Joe doesn't get it.  But Duncan has learned a new form of  forgiveness - "God judge between me and thee."  In the end, Cage's change of heart gives Duncan a reprieve from his role as executioner.  Killing Cage will not bring back the people he has killed.  In fact, "I'm not sure it'd be Cage I'm killing.  Maybe he's already dead."  Twenty years of doing good deeds may not begin to cover his tab, but if he's not doing any more harm, if he's doing his best to pay back society in any way he can, then Duncan can in good conscience say - I'm not going to be the one to decide. In this instance, leaving Kirin alive doesn't condone what he did.  Finally, here is one case he can leave to a higher power.

When Cage holds out his hand at the end, I want Duncan to take it.  And yet I can see why it is so hard for him to do so.  Heaven forbid it had been Kern there, saying he'd changed his ways.

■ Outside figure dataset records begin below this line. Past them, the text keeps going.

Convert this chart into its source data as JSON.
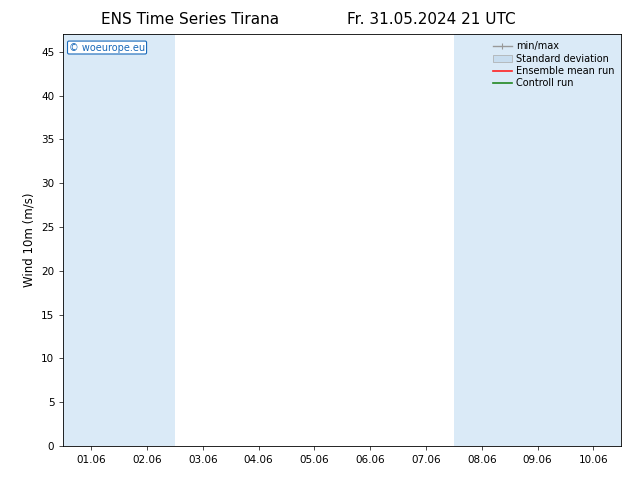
{
  "title_left": "ENS Time Series Tirana",
  "title_right": "Fr. 31.05.2024 21 UTC",
  "ylabel": "Wind 10m (m/s)",
  "watermark": "© woeurope.eu",
  "xtick_labels": [
    "01.06",
    "02.06",
    "03.06",
    "04.06",
    "05.06",
    "06.06",
    "07.06",
    "08.06",
    "09.06",
    "10.06"
  ],
  "ytick_values": [
    0,
    5,
    10,
    15,
    20,
    25,
    30,
    35,
    40,
    45
  ],
  "ylim": [
    0,
    47
  ],
  "xlim": [
    -0.5,
    9.5
  ],
  "background_color": "#ffffff",
  "plot_bg_color": "#ffffff",
  "shaded_bands": [
    {
      "x_start": -0.5,
      "x_end": 0.5
    },
    {
      "x_start": 0.5,
      "x_end": 1.5
    },
    {
      "x_start": 6.5,
      "x_end": 7.5
    },
    {
      "x_start": 7.5,
      "x_end": 8.5
    },
    {
      "x_start": 8.5,
      "x_end": 9.5
    }
  ],
  "shaded_color": "#daeaf7",
  "title_fontsize": 11,
  "tick_fontsize": 7.5,
  "ylabel_fontsize": 8.5,
  "watermark_color": "#1a6aba",
  "grid_color": "#dddddd"
}
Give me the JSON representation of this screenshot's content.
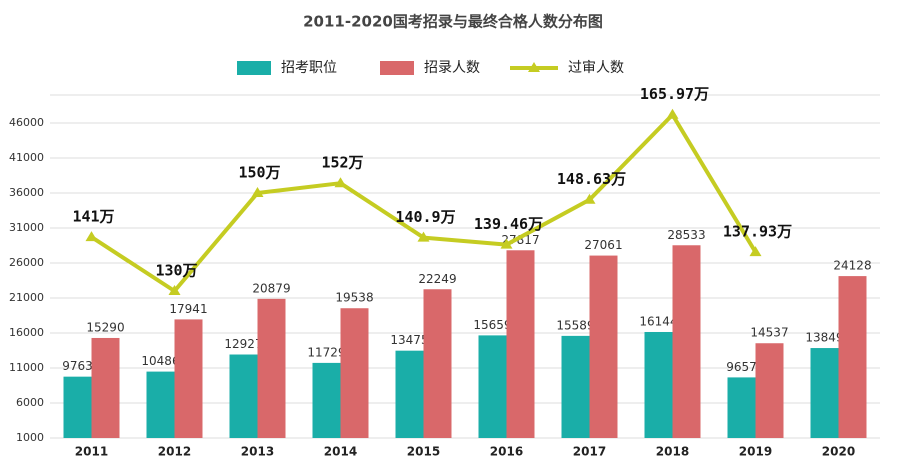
{
  "chart_data": {
    "type": "bar",
    "title": "2011-2020国考招录与最终合格人数分布图",
    "categories": [
      "2011",
      "2012",
      "2013",
      "2014",
      "2015",
      "2016",
      "2017",
      "2018",
      "2019",
      "2020"
    ],
    "series": [
      {
        "name": "招考职位",
        "color": "#1aaea8",
        "values": [
          9763,
          10486,
          12927,
          11729,
          13475,
          15659,
          15589,
          16144,
          9657,
          13849
        ]
      },
      {
        "name": "招录人数",
        "color": "#d9686a",
        "values": [
          15290,
          17941,
          20879,
          19538,
          22249,
          27817,
          27061,
          28533,
          14537,
          24128
        ]
      },
      {
        "name": "过审人数",
        "color": "#c5cc22",
        "type": "line",
        "axis": "y2",
        "values": [
          141,
          130,
          150,
          152,
          140.9,
          139.46,
          148.63,
          165.97,
          137.93,
          null
        ],
        "value_labels": [
          "141万",
          "130万",
          "150万",
          "152万",
          "140.9万",
          "139.46万",
          "148.63万",
          "165.97万",
          "137.93万",
          null
        ]
      }
    ],
    "ylim": [
      1000,
      50000
    ],
    "yticks": [
      1000,
      6000,
      11000,
      16000,
      21000,
      26000,
      31000,
      36000,
      41000,
      46000
    ],
    "y2lim": [
      100,
      170
    ],
    "grid": true,
    "legend": "top"
  }
}
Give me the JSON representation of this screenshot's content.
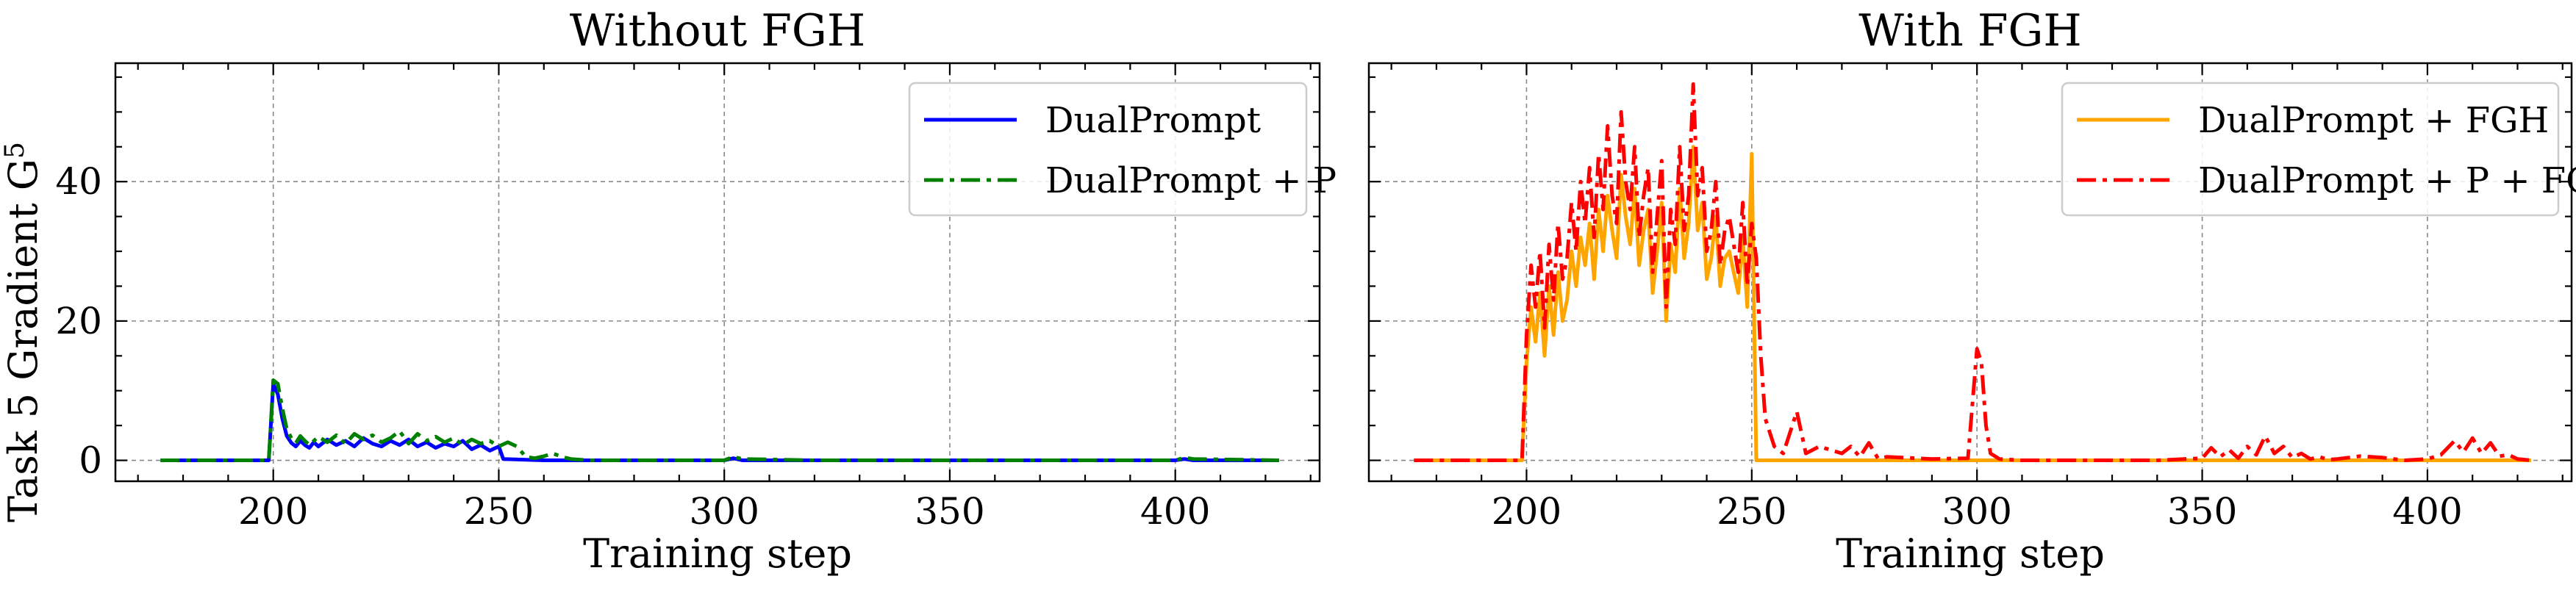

It would have cost Duncan much more to rise to the spiritual height of forgiveness for something that hurt him so much more deeply.  But perhaps it prepared him to forgive Mark Rosca, who never was evil but caused more damage than he can ever know.  Perhaps it laid the foundation for believing that Methos was no longer the terrible horseman who had raped and pillaged across three continents.

And perhaps it prepared him to forgive himself.  In season three, Duncan has not yet had a personal need for redemption.  He hasn't yet been overcome by a dark quickening and seduced a housewife and killed a friend.  He hasn't yet been harried and confused by a demon into taking his student's head.  And he hasn't yet been on the other side of the issue, the way he was when Steven Keane came hunting him.

If Duncan had run into Cage in season 6, there wouldn't have been much of a story, because Duncan would have been cautious but ready to embrace the idea that Cage had reformed.  He has grown a lot in the last four years, though the cost was almost unbearably high.

This is only the second time I've watched this episode, unlike some of season 4 and 5 which I have seen umpteen billion times and could practically quote every line of.  And frankly I found it quite profound, literally a milestone in Duncan's spiritual journey.